Menjelang agenda demonstrasi pada 27 Agustus 2026 di Jakarta, analis politik dan isu intelijen Boni Hargens mengingatkan pemerintah daerah dan aparat keamanan nasional untuk tidak lengah terhadap potensi ancaman tak terduga atau Black Swan (Angsa Hitam). Meskipun Polri telah menyatakan situasi kamtibmas dalam kondisi kondusif, kewaspadaan tetap menjadi prioritas utama guna mengantisipasi setiap perubahan dinamika lapangan yang dapat memicu gangguan keamanan. Dalam keterangan pers di Jakarta, Rabu (26/8/2026), Boni Hargens menekankan pentingnya kesiapan kolaboratif antara Polri, TNI, dan Badan Intelijen Negara (BIN) untuk menghadapi berbagai skenario potensi ancaman dalam aksi massa berskala besar.
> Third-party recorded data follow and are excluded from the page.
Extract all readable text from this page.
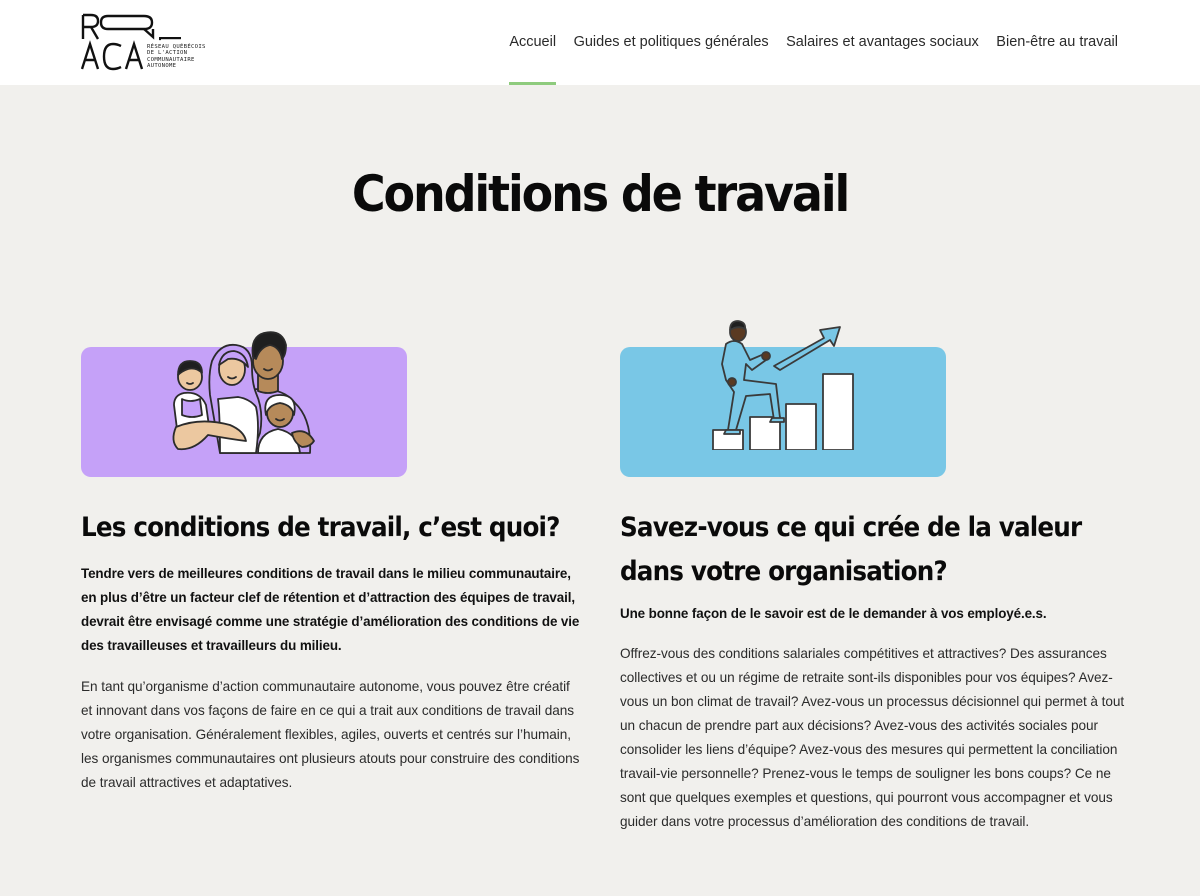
RÉSEAU QUÉBÉCOIS
DE L'ACTION
COMMUNAUTAIRE
AUTONOME
Accueil Guides et politiques générales Salaires et avantages sociaux Bien-être au travail
Conditions de travail
Les conditions de travail, c’est quoi?

Tendre vers de meilleures conditions de travail dans le milieu communautaire, en plus d’être un facteur clef de rétention et d’attraction des équipes de travail, devrait être envisagé comme une stratégie d’amélioration des conditions de vie des travailleuses et travailleurs du milieu.

En tant qu’organisme d’action communautaire autonome, vous pouvez être créatif et innovant dans vos façons de faire en ce qui a trait aux conditions de travail dans votre organisation. Généralement flexibles, agiles, ouverts et centrés sur l’humain, les organismes communautaires ont plusieurs atouts pour construire des conditions de travail attractives et adaptatives.

Savez-vous ce qui crée de la valeur
dans votre organisation?

Une bonne façon de le savoir est de le demander à vos employé.e.s.

Offrez-vous des conditions salariales compétitives et attractives? Des assurances collectives et ou un régime de retraite sont-ils disponibles pour vos équipes? Avez-vous un bon climat de travail? Avez-vous un processus décisionnel qui permet à tout un chacun de prendre part aux décisions? Avez-vous des activités sociales pour consolider les liens d’équipe? Avez-vous des mesures qui permettent la conciliation travail-vie personnelle? Prenez-vous le temps de souligner les bons coups? Ce ne sont que quelques exemples et questions, qui pourront vous accompagner et vous guider dans votre processus d’amélioration des conditions de travail.
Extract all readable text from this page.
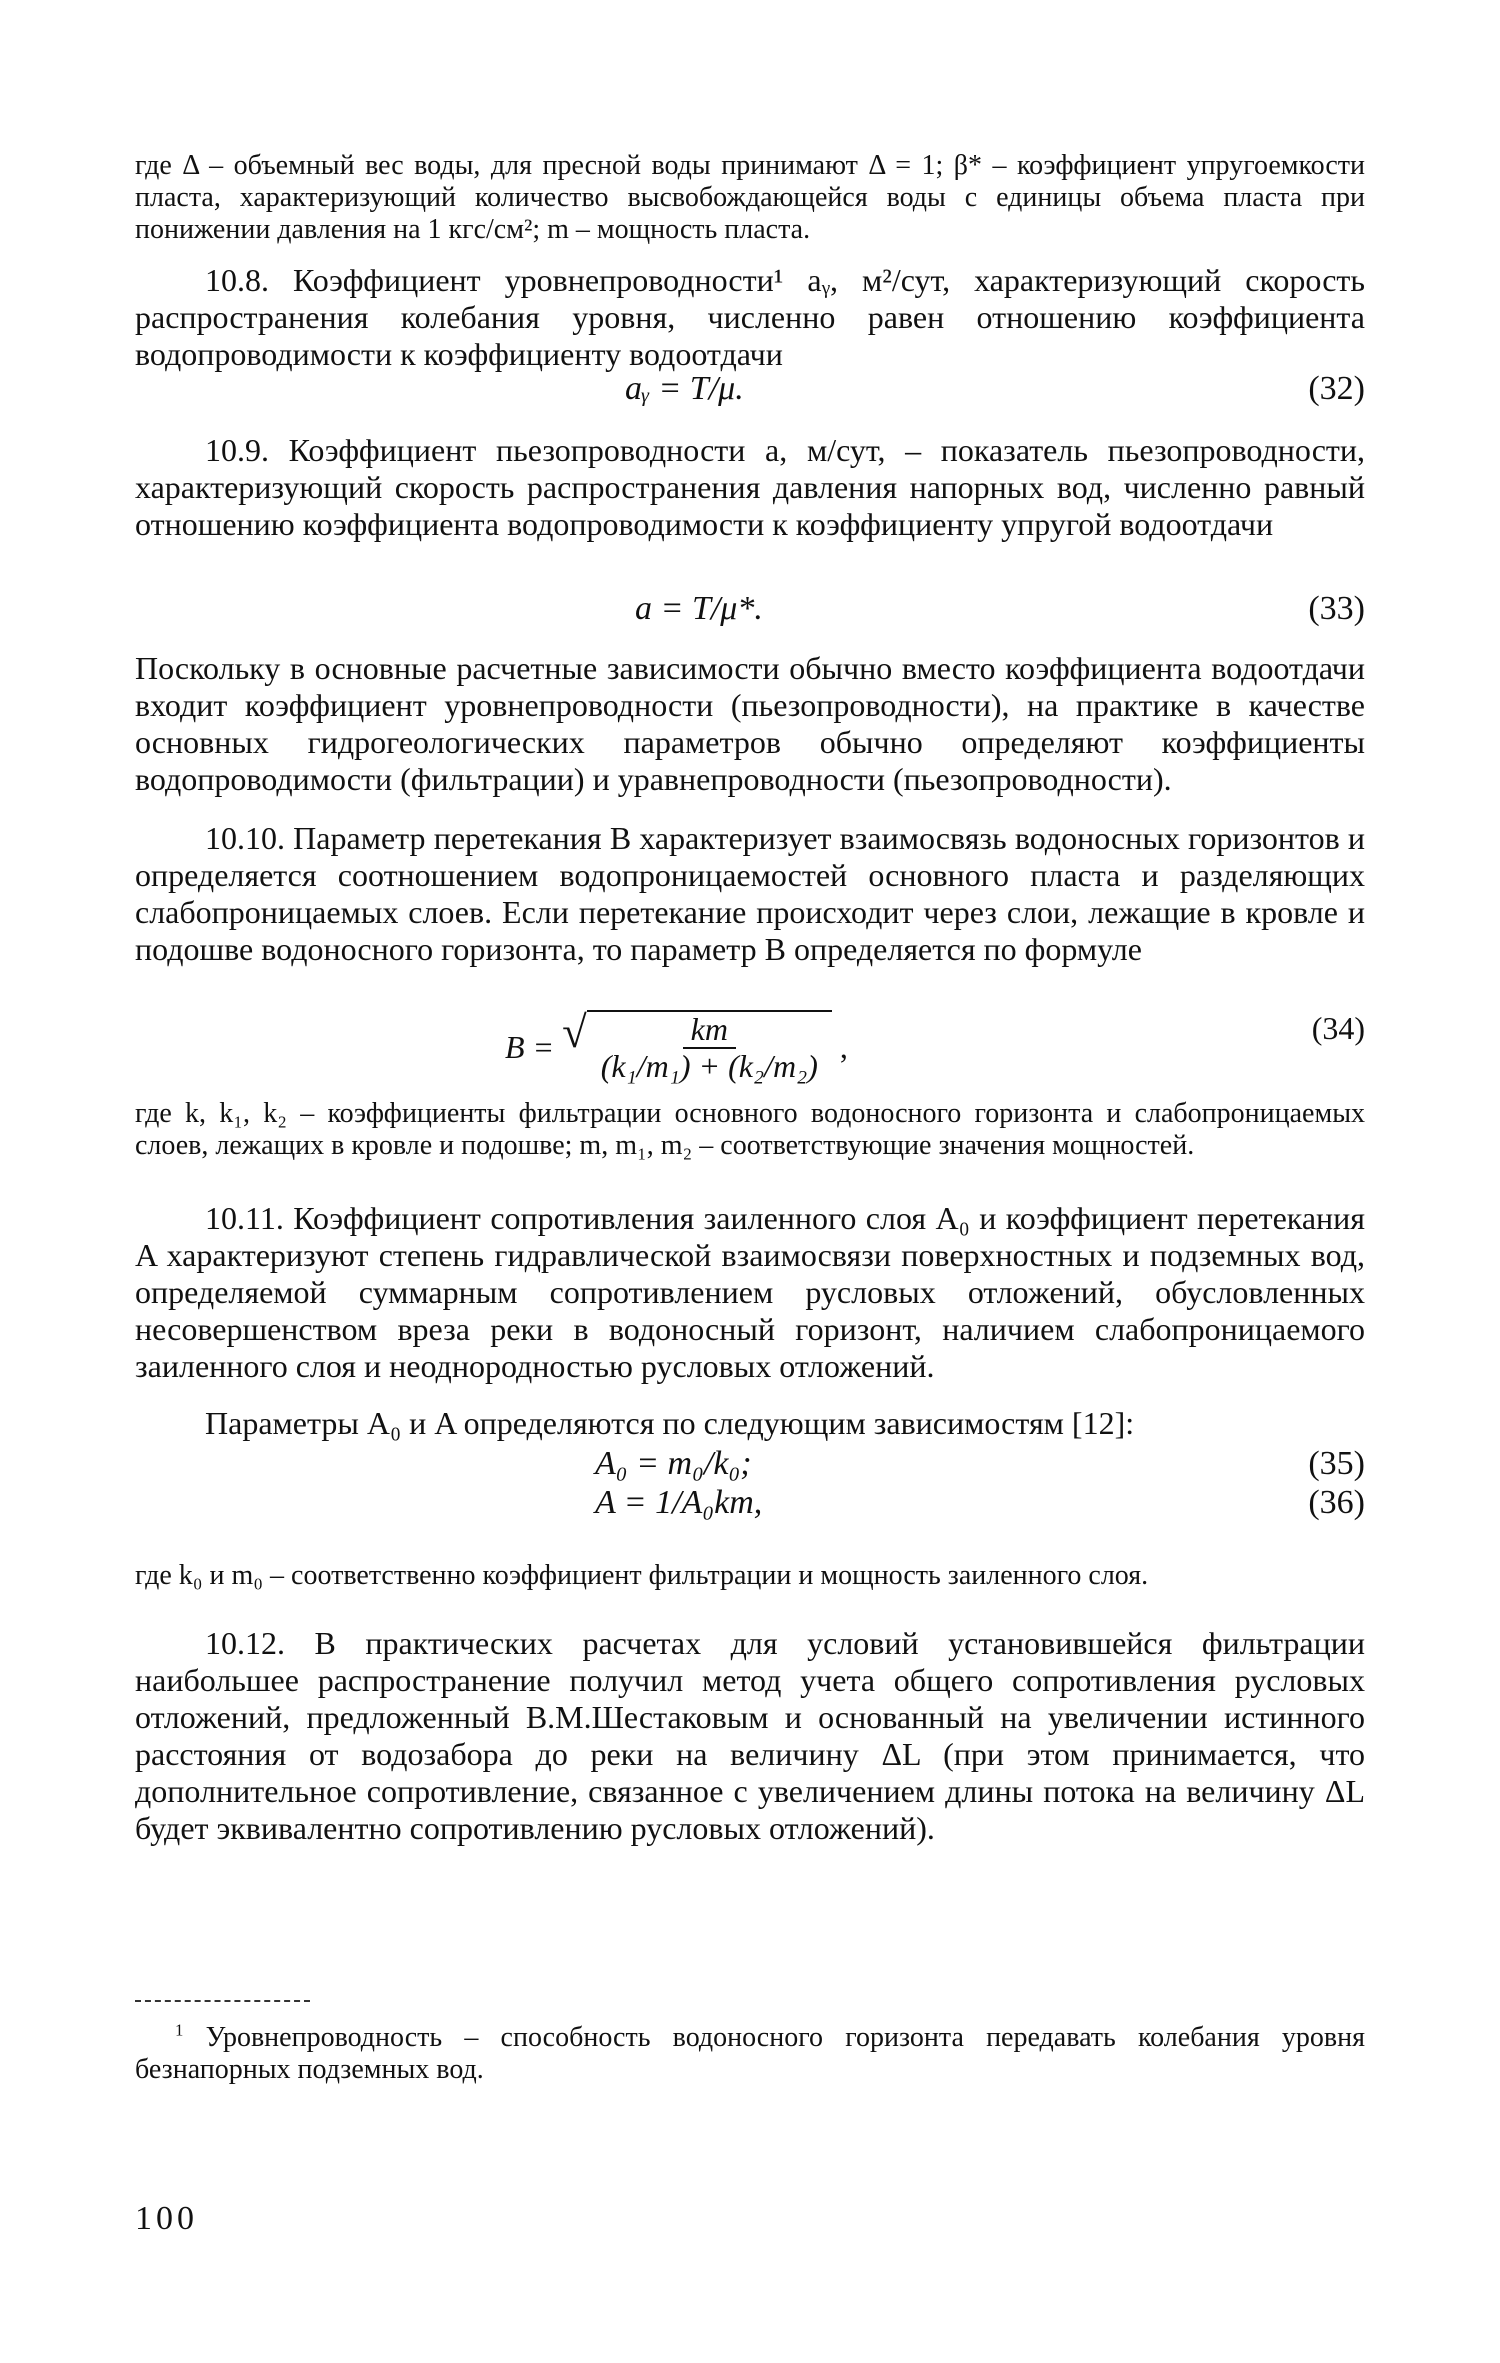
где Δ – объемный вес воды, для пресной воды принимают Δ = 1; β* – коэффициент упругоемкости пласта, характеризующий количество высвобождающейся воды с единицы объема пласта при понижении давления на 1 кгс/см²; m – мощность пласта.

10.8. Коэффициент уровнепроводности¹ aᵧ, м²/сут, характеризующий скорость распространения колебания уровня, численно равен отношению коэффициента водопроводимости к коэффициенту водоотдачи

aᵧ = T/μ.	(32)

10.9. Коэффициент пьезопроводности a, м/сут, – показатель пьезопроводности, характеризующий скорость распространения давления напорных вод, численно равный отношению коэффициента водопроводимости к коэффициенту упругой водоотдачи

a = T/μ*.	(33)

Поскольку в основные расчетные зависимости обычно вместо коэффициента водоотдачи входит коэффициент уровнепроводности (пьезопроводности), на практике в качестве основных гидрогеологических параметров обычно определяют коэффициенты водопроводимости (фильтрации) и уравнепроводности (пьезопроводности).

10.10. Параметр перетекания B характеризует взаимосвязь водоносных горизонтов и определяется соотношением водопроницаемостей основного пласта и разделяющих слабопроницаемых слоев. Если перетекание происходит через слои, лежащие в кровле и подошве водоносного горизонта, то параметр B определяется по формуле

B = √ $\frac{km}{\text{(k₁/m₁) + (k₂/m₂)}}$ ,
(34)

где k, k₁, k₂ – коэффициенты фильтрации основного водоносного горизонта и слабопроницаемых слоев, лежащих в кровле и подошве; m, m₁, m₂ – соответствующие значения мощностей.

10.11. Коэффициент сопротивления заиленного слоя A₀ и коэффициент перетекания A характеризуют степень гидравлической взаимосвязи поверхностных и подземных вод, определяемой суммарным сопротивлением русловых отложений, обусловленных несовершенством вреза реки в водоносный горизонт, наличием слабопроницаемого заиленного слоя и неоднородностью русловых отложений.

Параметры A₀ и A определяются по следующим зависимостям [12]:

A₀ = m₀/k₀;	(35)
A = 1/A₀km,	(36)

где k₀ и m₀ – соответственно коэффициент фильтрации и мощность заиленного слоя.

10.12. В практических расчетах для условий установившейся фильтрации наибольшее распространение получил метод учета общего сопротивления русловых отложений, предложенный В.М.Шестаковым и основанный на увеличении истинного расстояния от водозабора до реки на величину ΔL (при этом принимается, что дополнительное сопротивление, связанное с увеличением длины потока на величину ΔL будет эквивалентно сопротивлению русловых отложений).

$^1$ Уровнепроводность – способность водоносного горизонта передавать колебания уровня безнапорных подземных вод.

100
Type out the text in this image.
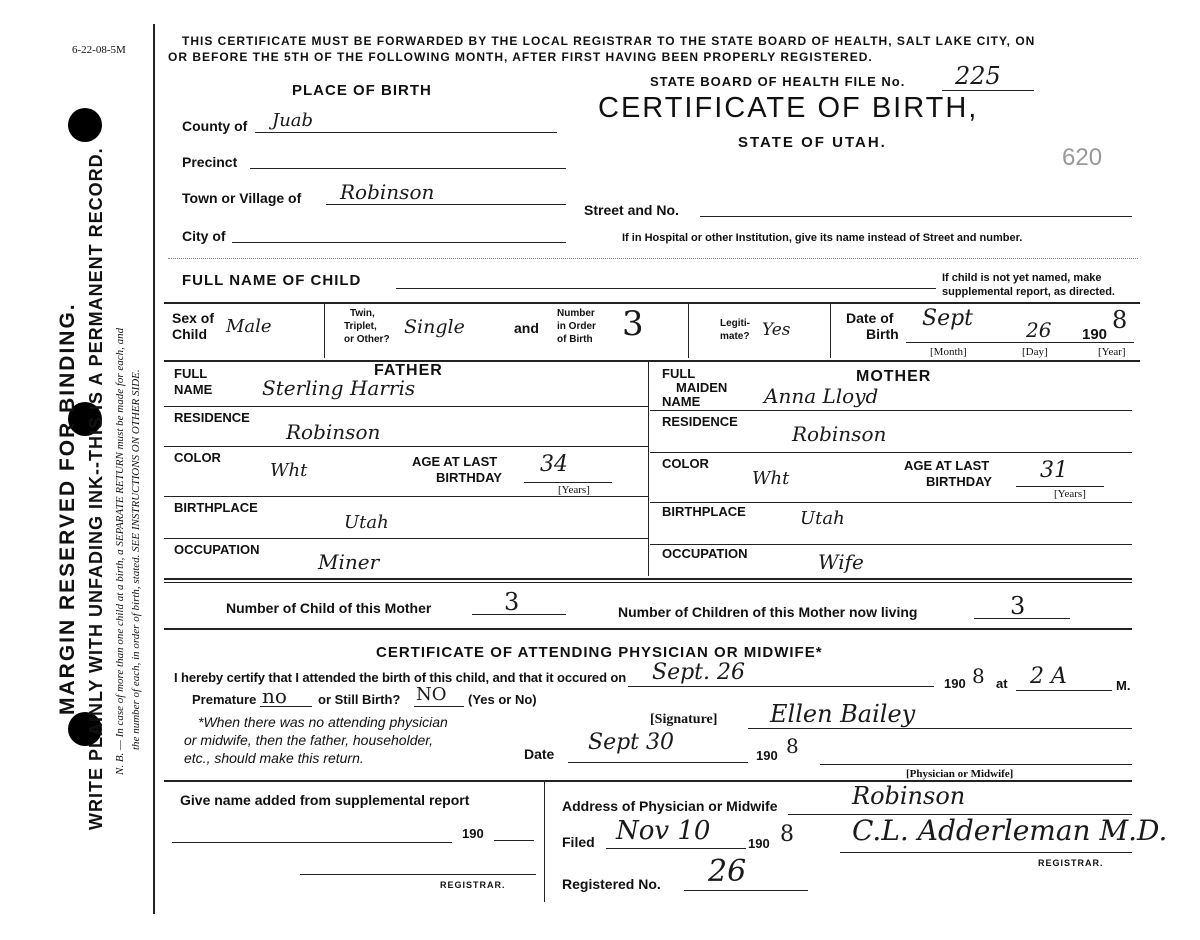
6-22-08-5M
MARGIN RESERVED FOR BINDING. WRITE PLAINLY WITH UNFADING INK--THIS IS A PERMANENT RECORD. N. B. — In case of more than one child at a birth, a SEPARATE RETURN must be made for each, and the number of each, in order of birth, stated. SEE INSTRUCTIONS ON OTHER SIDE.
THIS CERTIFICATE MUST BE FORWARDED BY THE LOCAL REGISTRAR TO THE STATE BOARD OF HEALTH, SALT LAKE CITY, ON
OR BEFORE THE 5TH OF THE FOLLOWING MONTH, AFTER FIRST HAVING BEEN PROPERLY REGISTERED.
STATE BOARD OF HEALTH FILE No. 225
CERTIFICATE OF BIRTH,
STATE OF UTAH.
620
PLACE OF BIRTH
County of Juab
Precinct
Town or Village of Robinson
Street and No.
City of	If in Hospital or other Institution, give its name instead of Street and number.
FULL NAME OF CHILD	If child is not yet named, make
supplemental report, as directed.
Sex of
Child Male
Twin,
Triplet,
or Other?
Single	and
Number
in Order
of Birth 3	Legiti-
mate? Yes
Date of
Birth
Sept	26 190
8
[Month]	[Day]	[Year]
FATHER
FULL
NAME Sterling Harris
RESIDENCE
Robinson
COLOR
Wht	AGE AT LAST
BIRTHDAY
34
[Years]
BIRTHPLACE
Utah
OCCUPATION
Miner
MOTHER
FULL
MAIDEN
NAME	Anna Lloyd
RESIDENCE
Robinson
COLOR
Wht
AGE AT LAST
BIRTHDAY 31
[Years]
BIRTHPLACE	Utah
OCCUPATION	Wife
Number of Child of this Mother	3	Number of Children of this Mother now living	3
CERTIFICATE OF ATTENDING PHYSICIAN OR MIDWIFE*
I hereby certify that I attended the birth of this child, and that it occured on Sept. 26	190 8 at 2 A	M.
Premature no or Still Birth? NO (Yes or No)
*When there was no attending physician
or midwife, then the father, householder,
etc., should make this return.
[Signature] Ellen Bailey
Date Sept 30
190 8
[Physician or Midwife]
Give name added from supplemental report
190
REGISTRAR.
Address of Physician or Midwife	Robinson
Filed Nov 10	190 8 C.L. Adderleman M.D.
REGISTRAR.
Registered No. 26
Tiga Faktor Risiko dalam Demonstrasi 27 Agustus
Boni Hargens mengidentifikasi tiga faktor risiko utama yang perlu diwaspadai oleh Pemerintah Provinsi DKI Jakarta dan aparat keamanan. Ketiga faktor ini, jika tidak dikelola secara tepat, dapat mengubah situasi demonstrasi yang normatif menjadi ancaman nyata bagi stabilitas keamanan wilayah.
- Rumor di ruang publik – Informasi tidak terverifikasi yang menyebar cepat di media sosial dan komunitas, berpotensi memicu keresahan dan mispersepsi terhadap tujuan aksi.
- Ketakutan masyarakat – Kekhawatiran massal terhadap eskalasi konflik dapat mendorong respons irasional, termasuk tindakan pre-emptive dari kelompok tertentu.
- Kehadiran 'penumpang gelap' – Elemen provokator yang menyusup dalam aksi untuk memanfaatkan situasi demi kepentingan tertentu, baik politik maupun kriminal.
Analis menilai kombinasi tiga faktor tersebut merupakan indikator kerawanan yang harus menjadi perhatian dalam pemetaan intelijen daerah. Pemerintah daerah perlu mengoptimalkan sistem deteksi dini dan komunikasi publik untuk menetralisir dampak negatifnya.
Pendekatan Intelijen: Teori Black Swan dan Respons Adaptif
Dalam analisisnya, Boni Hargens memperkenalkan kerangka Black Swan Theory untuk memahami potensi kejadian langka yang berdampak besar namun sulit diprediksi. Menurut teori ini, aparat keamanan tidak boleh terlena oleh keberhasilan pengamanan sebelumnya. Perencanaan skenario terburuk (worst-case scenario planning) dan respons adaptif menjadi kunci utama dalam setiap pelaksanaan demo berskala besar.
Boni menegaskan bahwa kolaborasi efektif antara Polri, TNI, dan BIN mutlak diperlukan untuk menciptakan sistem intelijen yang responsif. Pemerintah daerah juga didorong untuk memperkuat koordinasi dengan forum-forum kewilayahan, seperti Muspida dan Forkopimda, agar setiap dinamika dapat diantisipasi secara cepat dan tepat.
Sebagai catatan strategis bagi Pemerintah Provinsi DKI Jakarta, rekomendasi dari analis ini mengarah pada peningkatan kapasitas analisis intelijen daerah, sosialisasi mitigasi risiko kepada masyarakat, serta pembentukan satuan tugas khusus yang dapat bergerak cepat menangani potensi penyusupan penumpang gelap. Mengingat teori Black Swan menekankan pentingnya kesiapan menghadapi ketidakpastian, maka langkah preventif dan adaptif harus diintegrasikan dalam setiap SOP pengamanan aksi massa di wilayah ibu kota.